RIP Bombardier Ouellet.

I hope this brings greater light on shortfalls in the pre-deployment psychological screening, as he was only there a couple of weeks. 



> *Canadian soldier found dead on Kandahar base*
> 
> *Soldier was from Quebec, but based in Manitoba*
> 
> ...


----------



## pardus (Mar 12, 2008)

Hmmm *IF* this is what I think it is at least one person fucked up, the Bmdr, his chain of command and/or a psych officer.

No reason/excuse for this in a fucking war zone.


----------



## RackMaster (Mar 12, 2008)

pardus762 said:


> Hmmm *IF* this is what I think it is at least one person fucked up, the Bmdr, his chain of command and/or a psych officer.
> 
> No reason/excuse for this in a fucking war zone.

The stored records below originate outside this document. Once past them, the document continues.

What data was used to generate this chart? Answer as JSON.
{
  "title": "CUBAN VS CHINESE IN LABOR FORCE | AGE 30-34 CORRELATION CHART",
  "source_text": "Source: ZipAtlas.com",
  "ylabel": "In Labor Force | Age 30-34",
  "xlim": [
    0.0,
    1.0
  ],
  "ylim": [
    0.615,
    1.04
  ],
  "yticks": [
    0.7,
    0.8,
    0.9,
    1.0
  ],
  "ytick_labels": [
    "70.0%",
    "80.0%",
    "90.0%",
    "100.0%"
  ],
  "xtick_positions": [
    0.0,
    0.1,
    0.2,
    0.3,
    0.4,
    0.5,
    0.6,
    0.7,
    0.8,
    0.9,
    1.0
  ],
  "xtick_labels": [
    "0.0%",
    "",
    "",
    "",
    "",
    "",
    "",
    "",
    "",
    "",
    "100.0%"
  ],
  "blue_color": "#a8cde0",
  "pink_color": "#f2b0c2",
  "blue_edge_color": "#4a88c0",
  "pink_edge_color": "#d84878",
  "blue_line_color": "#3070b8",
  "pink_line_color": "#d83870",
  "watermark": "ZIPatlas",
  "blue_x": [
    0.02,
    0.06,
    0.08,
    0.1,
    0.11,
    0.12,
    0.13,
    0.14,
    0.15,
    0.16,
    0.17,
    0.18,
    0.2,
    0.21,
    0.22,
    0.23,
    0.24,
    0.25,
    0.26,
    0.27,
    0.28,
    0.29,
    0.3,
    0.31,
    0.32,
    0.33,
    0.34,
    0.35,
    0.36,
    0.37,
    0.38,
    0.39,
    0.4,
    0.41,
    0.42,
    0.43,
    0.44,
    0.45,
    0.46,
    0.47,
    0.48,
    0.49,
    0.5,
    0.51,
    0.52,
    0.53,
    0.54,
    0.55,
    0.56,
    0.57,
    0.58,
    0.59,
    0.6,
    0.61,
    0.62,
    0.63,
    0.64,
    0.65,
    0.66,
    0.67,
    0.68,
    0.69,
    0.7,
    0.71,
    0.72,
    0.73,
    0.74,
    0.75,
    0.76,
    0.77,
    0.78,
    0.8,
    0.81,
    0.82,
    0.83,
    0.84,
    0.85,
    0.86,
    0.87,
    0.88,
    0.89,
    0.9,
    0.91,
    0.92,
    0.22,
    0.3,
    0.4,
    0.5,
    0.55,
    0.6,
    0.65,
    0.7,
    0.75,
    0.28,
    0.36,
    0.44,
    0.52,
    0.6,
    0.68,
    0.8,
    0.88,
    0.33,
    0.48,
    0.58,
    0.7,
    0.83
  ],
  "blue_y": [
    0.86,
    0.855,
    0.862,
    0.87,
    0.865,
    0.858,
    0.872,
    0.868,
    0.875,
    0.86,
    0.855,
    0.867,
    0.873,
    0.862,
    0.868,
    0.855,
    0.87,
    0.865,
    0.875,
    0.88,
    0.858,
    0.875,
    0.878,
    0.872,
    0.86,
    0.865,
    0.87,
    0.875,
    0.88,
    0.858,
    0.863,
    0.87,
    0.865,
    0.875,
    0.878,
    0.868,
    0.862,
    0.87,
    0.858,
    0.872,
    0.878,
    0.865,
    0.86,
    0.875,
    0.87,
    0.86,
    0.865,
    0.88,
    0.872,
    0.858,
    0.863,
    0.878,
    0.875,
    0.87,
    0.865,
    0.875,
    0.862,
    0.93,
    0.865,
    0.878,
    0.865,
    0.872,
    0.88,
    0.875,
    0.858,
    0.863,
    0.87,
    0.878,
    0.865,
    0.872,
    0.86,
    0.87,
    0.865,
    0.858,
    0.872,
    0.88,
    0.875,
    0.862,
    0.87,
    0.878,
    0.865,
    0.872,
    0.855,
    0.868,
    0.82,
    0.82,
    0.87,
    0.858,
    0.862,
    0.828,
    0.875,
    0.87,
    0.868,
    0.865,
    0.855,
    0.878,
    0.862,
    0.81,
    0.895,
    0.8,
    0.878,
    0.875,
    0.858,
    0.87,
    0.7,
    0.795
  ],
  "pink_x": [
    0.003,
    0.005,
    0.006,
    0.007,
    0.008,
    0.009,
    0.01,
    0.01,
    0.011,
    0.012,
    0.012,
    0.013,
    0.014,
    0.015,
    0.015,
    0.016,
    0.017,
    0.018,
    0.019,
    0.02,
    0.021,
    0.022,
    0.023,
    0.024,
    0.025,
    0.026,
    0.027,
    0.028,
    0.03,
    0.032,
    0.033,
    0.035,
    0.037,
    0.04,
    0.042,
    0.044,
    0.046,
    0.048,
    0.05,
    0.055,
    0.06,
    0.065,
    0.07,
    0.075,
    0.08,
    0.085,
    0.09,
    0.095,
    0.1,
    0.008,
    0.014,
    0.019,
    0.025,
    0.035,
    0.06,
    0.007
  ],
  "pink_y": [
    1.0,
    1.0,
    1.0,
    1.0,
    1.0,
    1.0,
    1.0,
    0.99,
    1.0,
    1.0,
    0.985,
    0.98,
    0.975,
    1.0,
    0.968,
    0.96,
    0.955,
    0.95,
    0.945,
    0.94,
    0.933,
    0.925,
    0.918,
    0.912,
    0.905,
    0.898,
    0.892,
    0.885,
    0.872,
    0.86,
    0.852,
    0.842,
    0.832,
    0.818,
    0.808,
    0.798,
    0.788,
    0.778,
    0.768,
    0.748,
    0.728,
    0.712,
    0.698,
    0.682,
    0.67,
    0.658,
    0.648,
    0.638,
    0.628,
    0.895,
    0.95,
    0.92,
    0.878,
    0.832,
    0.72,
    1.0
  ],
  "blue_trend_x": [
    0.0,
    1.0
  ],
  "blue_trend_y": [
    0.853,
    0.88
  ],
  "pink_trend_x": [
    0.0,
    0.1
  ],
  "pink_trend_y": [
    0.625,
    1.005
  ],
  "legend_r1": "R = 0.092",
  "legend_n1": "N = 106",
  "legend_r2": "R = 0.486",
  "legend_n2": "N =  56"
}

That was my first thoughts, if you just look at his picture (which would have been taken shortly before deployment); that's a sad kid right there.  It will take a while to for the investigation to come out, I hope it doesn't find fault in the system or CoC.  But from a personal/professional view of it, there are some major 'gaps' in the system.  There are waiting lists, shortfalls and overall mistrust.  It's the troops themselves that are keeping each other safe/sane, not the system.


----------



## LibraryLady (Mar 12, 2008)

RIP Bombardier Ouellet

Prayers out to your family and brothers in arms

LL


----------